Let's expand this question and ask, did anyone who died in the Salem witch trials deserve to die?  The people that died were innocent of the charge that they were murdered for--they were not witches, and even though I'm sure all of them had their faults, none of those faults warranted a cruel and painful death at the end of a noose.   John had more faults than many others--he had committed what was considered to be an awful sin in the Puritan community, adultery.  However, confession and excommunication would have been the worst that he would have had to suffer if he was punished for that crime.  So, what did John do that warranted his death?  Nothing.  In fact, the people that did die could be said to be even more honest and god-fearing people than those that confessed to witchcraft to save their necks.  The people that confessed betrayed their integrity by lying, while those that died did not lie.

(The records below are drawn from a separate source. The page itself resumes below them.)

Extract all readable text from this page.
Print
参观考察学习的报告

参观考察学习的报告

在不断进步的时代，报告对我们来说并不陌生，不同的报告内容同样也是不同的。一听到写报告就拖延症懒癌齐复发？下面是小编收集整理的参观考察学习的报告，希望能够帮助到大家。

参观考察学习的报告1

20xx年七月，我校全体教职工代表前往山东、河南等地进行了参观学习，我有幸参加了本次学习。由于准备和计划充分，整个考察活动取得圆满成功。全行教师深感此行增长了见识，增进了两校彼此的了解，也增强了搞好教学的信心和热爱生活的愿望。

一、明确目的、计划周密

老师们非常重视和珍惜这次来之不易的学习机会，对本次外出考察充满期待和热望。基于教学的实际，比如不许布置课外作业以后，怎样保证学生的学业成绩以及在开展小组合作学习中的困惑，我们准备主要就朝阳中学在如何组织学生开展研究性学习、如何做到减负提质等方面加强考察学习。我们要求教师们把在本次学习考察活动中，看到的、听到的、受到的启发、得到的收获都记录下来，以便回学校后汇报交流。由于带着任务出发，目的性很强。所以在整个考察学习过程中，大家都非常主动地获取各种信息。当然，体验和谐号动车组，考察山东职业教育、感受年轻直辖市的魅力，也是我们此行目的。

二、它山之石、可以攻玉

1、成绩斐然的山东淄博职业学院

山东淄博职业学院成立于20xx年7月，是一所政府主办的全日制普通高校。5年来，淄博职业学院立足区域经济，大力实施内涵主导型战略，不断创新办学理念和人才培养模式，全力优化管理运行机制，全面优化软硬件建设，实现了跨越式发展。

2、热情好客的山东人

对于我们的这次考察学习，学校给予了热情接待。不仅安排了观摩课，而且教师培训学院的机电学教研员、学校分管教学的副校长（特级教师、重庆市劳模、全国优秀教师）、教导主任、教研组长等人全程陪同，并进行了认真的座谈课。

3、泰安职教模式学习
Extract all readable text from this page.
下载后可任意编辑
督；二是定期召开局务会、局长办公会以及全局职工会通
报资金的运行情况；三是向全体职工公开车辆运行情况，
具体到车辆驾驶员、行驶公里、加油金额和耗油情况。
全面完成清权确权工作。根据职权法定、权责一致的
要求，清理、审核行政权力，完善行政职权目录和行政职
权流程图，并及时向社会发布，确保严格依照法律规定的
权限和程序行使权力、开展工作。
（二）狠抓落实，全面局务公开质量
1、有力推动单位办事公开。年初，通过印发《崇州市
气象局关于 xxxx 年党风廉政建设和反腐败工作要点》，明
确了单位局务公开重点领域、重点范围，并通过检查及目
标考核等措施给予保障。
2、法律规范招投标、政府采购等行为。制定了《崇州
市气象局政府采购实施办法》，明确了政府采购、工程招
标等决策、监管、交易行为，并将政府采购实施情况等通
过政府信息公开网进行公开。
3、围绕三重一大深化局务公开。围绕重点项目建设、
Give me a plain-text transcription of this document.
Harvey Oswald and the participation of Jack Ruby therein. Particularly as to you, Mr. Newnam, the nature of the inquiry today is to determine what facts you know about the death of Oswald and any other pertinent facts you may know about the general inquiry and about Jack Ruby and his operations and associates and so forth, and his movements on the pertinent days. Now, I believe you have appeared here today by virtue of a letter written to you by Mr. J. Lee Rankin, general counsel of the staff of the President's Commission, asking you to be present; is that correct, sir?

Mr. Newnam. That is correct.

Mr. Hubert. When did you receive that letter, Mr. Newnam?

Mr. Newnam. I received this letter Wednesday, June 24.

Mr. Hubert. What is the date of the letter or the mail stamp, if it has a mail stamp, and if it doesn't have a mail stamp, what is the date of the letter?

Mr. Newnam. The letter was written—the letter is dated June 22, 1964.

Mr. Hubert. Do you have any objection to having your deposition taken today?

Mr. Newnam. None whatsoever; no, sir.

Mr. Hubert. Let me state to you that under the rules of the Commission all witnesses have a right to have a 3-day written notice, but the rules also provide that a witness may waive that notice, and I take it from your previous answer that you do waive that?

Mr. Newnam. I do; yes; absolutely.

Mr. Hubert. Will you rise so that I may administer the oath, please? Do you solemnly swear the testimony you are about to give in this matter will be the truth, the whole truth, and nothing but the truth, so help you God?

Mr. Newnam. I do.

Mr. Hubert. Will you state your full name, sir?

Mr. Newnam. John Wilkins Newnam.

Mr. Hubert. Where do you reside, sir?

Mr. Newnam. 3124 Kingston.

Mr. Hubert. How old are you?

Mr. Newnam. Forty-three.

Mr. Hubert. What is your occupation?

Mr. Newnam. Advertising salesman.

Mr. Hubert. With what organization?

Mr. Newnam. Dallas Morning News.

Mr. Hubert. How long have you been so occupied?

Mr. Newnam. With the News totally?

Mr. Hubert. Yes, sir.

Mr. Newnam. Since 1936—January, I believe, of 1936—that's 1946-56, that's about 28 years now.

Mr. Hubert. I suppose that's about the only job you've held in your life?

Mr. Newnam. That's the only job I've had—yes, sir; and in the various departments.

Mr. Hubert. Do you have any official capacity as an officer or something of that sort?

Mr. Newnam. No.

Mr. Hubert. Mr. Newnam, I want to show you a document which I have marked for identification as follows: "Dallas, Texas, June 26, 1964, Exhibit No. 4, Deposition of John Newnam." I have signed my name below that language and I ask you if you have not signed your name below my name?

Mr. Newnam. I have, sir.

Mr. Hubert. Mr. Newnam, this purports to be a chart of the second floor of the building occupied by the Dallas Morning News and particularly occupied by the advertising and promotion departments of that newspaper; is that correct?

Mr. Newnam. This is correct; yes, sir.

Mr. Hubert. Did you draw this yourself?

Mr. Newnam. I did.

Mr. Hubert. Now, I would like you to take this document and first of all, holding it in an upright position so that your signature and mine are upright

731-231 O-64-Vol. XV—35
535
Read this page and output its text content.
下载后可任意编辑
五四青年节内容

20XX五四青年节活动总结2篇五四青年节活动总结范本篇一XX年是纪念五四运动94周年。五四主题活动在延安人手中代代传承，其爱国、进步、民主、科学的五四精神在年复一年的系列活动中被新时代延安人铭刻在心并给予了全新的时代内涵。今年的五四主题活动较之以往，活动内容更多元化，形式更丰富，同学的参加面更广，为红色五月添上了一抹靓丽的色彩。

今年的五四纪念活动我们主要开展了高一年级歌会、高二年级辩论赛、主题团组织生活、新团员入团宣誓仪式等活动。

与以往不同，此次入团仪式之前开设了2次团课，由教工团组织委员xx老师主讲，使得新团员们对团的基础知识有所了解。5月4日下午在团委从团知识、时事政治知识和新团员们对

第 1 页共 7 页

John's death was not deserved, nor were the deaths of the other 18 people that ended up getting hanged.  Eventually, all of the people of Salem realized that these were unjust killings, and did what they could to care for the impoverished families.  Descendents of the victims were even compensated by the state many years later in an attempt to recompense them for the damage that was done.  To say that John's death was deserved is to say that anyone who has ever done anything wrong should be killed, and at the hands of an unfair and suspicious court, at that.  John died as an unusual hero, who cared more about living honestly and maintaining his reputation than giving in to lies and a deceitful court.  I hope that helps--good luck!